The International Finance Corporation, the private sector arm of the World Bank Group, issued a CFA franc-denominated bond last month to encourage the opening of the West African bond markets. “IFC expects to follow this bond issue with structured products developed in partnership with local financial institutions,” says Nina Shapiro, IFC vice president and treasurer. The issue is IFC’s first local currency bond offering in sub-Saharan Africa.
The $44.6 million equivalent five-year bond, which has a 4.75% interest rate, was placed with institutional investors in the eight member countries of the West African Economic and Monetary Union. Its members are Benin, Burkina Faso, Côte d’Ivoire, Guinea-Bissau, Mali, Niger, Senegal and Togo.

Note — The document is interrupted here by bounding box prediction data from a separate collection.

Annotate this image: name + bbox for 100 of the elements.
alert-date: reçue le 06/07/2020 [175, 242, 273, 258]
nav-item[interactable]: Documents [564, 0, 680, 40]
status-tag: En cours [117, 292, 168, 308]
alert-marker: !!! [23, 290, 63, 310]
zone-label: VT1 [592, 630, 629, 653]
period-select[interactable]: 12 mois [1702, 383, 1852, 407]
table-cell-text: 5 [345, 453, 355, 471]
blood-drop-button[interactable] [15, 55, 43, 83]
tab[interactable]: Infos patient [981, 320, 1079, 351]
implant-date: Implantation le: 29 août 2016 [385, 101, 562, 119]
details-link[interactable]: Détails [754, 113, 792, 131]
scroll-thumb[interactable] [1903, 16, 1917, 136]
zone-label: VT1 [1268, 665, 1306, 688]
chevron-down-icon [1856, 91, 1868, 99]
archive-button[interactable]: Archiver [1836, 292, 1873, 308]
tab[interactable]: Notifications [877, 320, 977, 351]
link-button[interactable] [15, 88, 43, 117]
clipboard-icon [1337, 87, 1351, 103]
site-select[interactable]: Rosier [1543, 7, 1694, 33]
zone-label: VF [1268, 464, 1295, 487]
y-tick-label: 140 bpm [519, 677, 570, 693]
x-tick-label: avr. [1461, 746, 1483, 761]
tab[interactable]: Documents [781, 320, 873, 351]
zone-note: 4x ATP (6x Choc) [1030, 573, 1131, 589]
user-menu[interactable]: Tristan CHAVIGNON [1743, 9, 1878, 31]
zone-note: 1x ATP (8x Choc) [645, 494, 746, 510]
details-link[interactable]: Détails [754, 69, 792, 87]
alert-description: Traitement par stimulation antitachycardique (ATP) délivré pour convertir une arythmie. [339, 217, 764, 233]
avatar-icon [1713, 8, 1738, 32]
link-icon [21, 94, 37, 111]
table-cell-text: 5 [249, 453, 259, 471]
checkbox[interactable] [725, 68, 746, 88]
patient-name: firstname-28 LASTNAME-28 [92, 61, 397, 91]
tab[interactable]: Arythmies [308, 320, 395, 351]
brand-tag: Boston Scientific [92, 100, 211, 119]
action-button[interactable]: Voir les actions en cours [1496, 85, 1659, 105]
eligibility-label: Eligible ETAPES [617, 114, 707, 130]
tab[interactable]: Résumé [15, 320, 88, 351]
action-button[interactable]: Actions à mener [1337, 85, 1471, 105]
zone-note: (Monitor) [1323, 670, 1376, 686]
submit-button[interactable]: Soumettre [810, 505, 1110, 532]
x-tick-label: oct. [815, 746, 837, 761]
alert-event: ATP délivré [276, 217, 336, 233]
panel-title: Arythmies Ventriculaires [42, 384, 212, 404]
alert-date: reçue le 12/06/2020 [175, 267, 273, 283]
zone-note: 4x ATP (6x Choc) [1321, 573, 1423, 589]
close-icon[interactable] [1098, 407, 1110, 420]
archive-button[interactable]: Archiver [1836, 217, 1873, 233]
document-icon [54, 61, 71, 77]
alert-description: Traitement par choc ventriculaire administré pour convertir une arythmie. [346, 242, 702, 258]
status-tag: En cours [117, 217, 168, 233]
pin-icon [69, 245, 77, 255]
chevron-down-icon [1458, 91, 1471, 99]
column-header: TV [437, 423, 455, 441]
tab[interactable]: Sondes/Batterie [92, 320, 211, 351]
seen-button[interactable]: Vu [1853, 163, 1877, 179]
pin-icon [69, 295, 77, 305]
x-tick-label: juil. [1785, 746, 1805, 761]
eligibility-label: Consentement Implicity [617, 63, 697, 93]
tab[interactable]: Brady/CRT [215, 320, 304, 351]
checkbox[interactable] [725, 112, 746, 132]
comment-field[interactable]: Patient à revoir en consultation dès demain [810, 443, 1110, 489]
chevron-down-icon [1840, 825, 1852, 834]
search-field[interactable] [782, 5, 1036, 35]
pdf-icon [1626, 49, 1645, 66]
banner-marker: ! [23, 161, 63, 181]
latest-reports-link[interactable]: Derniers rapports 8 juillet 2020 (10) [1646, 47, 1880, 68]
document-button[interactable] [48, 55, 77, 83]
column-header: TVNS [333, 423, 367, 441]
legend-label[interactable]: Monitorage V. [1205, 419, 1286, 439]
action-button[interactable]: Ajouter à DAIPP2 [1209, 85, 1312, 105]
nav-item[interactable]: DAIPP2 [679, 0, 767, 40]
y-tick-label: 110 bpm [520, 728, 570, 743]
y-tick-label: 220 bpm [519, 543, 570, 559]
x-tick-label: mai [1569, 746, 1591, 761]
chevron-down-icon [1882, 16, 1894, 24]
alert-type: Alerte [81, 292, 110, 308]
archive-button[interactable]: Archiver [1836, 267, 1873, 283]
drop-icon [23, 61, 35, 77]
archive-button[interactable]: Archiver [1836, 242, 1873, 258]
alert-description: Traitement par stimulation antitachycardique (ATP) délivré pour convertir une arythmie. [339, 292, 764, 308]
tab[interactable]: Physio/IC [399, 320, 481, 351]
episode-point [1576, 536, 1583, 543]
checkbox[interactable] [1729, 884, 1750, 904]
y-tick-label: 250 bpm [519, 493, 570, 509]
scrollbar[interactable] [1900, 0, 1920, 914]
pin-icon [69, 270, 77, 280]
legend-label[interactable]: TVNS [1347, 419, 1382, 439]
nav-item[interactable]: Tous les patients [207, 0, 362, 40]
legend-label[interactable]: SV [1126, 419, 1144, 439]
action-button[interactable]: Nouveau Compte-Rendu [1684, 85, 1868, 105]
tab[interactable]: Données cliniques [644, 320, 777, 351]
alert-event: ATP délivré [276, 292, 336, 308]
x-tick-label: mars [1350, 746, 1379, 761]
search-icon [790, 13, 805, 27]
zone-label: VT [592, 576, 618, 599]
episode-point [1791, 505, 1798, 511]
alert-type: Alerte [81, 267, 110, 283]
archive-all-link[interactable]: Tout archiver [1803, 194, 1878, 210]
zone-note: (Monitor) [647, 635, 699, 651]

BICI Bourse, part of BNP Paribas, was the lead manager for the bond. All of the proceeds will be reinvested in the zone and will help to finance under-served sectors, such as small businesses and environmental improvement projects. By issuing in domestic capital markets, IFC says it is providing a model for future issuers and supporting long-term local currency financing for local companies.
Local banks that helped distribute the bond included Banque de Développement du Mali, BIAO, Bank of Africa, Banque Sénégalo-Tunisienne, Compagnie Banquaire de l’Afrique Occidentale and Ecobank.